You are eligible for Medicare in Illinois at age 65. You may be eligible earlier if you have disabilities or certain diseases.
To sign up for Medicare, the Initial Enrollment Period is three months before the month you turn 65, the month you turn 65, and the three months after your birth month. If you miss this window, you can enroll during the General Enrollment Period from January 1 – March 31.
There are various assistance programs if you need help with healthcare costs, including the Medicare Savings Program , Medicare Extra Help and Programs for All-Inclusive Care for the Elderly (PACE).

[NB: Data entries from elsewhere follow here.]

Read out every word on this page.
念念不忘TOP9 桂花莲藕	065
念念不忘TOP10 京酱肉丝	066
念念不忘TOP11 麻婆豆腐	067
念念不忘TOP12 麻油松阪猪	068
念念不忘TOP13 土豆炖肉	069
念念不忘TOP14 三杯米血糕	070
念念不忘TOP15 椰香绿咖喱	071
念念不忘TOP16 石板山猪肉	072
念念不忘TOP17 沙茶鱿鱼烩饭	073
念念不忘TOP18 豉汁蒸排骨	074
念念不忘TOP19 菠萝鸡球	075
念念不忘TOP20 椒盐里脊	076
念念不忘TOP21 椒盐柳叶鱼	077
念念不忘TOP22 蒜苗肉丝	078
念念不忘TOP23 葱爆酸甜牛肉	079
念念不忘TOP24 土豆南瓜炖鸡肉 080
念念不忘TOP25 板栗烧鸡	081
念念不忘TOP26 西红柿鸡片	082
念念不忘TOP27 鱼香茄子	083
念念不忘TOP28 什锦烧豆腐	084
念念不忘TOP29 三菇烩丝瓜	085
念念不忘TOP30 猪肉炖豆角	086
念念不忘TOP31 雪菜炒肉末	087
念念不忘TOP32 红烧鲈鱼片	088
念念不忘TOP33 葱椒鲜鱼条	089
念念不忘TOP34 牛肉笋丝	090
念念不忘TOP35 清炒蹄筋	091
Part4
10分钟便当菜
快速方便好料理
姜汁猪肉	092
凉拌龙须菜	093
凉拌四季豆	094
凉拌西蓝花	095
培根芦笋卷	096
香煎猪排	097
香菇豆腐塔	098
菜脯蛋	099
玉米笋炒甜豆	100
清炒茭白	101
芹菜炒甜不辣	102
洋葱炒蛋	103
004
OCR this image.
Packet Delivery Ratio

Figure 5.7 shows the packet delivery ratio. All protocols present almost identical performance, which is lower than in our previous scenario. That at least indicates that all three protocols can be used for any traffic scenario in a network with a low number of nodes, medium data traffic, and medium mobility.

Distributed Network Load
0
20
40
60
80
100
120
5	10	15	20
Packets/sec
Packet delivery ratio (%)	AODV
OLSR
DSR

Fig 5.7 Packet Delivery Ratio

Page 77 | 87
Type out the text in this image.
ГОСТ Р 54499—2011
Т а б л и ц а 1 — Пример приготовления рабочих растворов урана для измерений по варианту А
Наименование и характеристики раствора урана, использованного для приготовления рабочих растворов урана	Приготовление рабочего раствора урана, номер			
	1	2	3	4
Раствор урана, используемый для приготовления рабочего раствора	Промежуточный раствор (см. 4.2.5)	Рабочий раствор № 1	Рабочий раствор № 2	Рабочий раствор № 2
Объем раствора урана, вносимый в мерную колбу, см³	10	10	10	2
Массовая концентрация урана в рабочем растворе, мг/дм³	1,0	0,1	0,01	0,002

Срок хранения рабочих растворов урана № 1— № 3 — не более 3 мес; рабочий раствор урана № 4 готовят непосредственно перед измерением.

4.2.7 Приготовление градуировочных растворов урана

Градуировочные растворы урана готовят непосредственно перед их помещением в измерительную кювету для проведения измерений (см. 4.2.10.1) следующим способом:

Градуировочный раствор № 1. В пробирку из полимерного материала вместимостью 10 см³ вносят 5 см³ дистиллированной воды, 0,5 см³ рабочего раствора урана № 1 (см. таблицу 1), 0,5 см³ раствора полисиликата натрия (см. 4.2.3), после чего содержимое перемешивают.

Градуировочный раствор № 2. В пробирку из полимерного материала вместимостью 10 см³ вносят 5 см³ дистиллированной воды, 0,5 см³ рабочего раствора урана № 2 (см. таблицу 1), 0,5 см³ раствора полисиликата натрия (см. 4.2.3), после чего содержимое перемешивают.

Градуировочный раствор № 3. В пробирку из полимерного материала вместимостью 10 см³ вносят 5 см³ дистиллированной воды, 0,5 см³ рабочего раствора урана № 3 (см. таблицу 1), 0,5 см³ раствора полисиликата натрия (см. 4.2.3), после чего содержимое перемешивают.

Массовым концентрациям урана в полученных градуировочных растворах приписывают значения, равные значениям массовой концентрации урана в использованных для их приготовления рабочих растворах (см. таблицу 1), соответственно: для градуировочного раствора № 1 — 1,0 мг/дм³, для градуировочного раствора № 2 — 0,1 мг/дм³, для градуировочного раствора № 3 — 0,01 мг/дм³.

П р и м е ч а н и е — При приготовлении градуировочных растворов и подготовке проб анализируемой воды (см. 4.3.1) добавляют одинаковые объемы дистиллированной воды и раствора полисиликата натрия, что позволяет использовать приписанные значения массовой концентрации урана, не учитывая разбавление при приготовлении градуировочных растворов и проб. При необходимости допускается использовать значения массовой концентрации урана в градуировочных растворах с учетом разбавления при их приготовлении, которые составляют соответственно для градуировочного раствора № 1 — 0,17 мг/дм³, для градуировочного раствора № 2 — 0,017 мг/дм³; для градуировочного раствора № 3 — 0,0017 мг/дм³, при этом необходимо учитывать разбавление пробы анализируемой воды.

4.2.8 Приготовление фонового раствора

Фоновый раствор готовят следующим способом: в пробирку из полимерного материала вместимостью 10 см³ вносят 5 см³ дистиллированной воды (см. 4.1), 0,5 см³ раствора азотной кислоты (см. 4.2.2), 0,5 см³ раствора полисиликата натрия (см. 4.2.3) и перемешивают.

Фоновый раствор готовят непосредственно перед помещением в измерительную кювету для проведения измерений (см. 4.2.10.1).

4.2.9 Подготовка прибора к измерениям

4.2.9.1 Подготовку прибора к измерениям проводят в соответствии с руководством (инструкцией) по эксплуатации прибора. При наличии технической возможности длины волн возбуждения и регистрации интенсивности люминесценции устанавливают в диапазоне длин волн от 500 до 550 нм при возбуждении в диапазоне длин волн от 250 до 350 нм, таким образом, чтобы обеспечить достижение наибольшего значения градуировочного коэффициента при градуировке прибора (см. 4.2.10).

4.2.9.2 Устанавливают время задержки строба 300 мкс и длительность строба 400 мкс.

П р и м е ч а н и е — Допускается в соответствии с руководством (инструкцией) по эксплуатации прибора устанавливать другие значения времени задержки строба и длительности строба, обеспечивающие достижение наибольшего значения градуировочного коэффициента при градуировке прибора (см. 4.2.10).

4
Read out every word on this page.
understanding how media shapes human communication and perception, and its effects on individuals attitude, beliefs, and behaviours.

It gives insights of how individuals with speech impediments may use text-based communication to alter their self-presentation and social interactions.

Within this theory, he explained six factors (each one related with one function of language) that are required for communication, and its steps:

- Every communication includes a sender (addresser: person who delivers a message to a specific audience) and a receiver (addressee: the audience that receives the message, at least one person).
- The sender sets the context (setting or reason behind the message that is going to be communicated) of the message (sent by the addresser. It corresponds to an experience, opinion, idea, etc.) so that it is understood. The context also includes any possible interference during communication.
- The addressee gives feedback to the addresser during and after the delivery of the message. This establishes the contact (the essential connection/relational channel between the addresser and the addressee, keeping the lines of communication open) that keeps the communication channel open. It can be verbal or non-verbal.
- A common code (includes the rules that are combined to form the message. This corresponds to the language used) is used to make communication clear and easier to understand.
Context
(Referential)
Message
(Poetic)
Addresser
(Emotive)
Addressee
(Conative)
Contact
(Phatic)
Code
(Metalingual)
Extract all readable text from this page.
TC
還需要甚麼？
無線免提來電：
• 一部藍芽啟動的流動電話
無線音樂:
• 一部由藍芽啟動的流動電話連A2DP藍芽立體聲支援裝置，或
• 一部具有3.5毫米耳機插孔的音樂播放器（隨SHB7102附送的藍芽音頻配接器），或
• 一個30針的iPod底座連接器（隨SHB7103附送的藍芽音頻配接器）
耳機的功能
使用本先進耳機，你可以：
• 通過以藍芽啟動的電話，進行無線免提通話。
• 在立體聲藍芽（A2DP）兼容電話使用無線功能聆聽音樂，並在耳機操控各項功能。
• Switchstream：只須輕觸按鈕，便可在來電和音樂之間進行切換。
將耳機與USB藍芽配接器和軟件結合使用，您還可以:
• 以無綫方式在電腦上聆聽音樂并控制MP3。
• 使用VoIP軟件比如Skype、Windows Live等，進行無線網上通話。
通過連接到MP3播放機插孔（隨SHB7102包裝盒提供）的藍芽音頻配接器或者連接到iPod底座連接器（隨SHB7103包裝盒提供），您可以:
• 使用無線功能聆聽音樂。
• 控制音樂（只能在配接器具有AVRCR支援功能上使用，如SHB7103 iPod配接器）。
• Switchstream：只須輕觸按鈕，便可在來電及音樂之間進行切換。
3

Medicare eligibility in Illinois and across the nation begins at 65. People that receive SSDI or Railroad Retirement Board benefits may be eligible before 65. Living with end stage renal disease or ALS may also make a person qualified under 65. Although Medicare is not free insurance in IL, it is worth comparing plans to find the coverage you need at an affordable cost. GoHealth agents are licensed in IL and can help you better understand your options.
If you’re wondering what you need to know about Medicare, you’re not alone. When the time comes to enroll in Medicare, you have several choices to make. At the most basic level, how do you enroll in Medicare? Or how does Medicare work? We will answer these questions and more as we take you through the basic elements of Medicare in IL, and how they work for your situation.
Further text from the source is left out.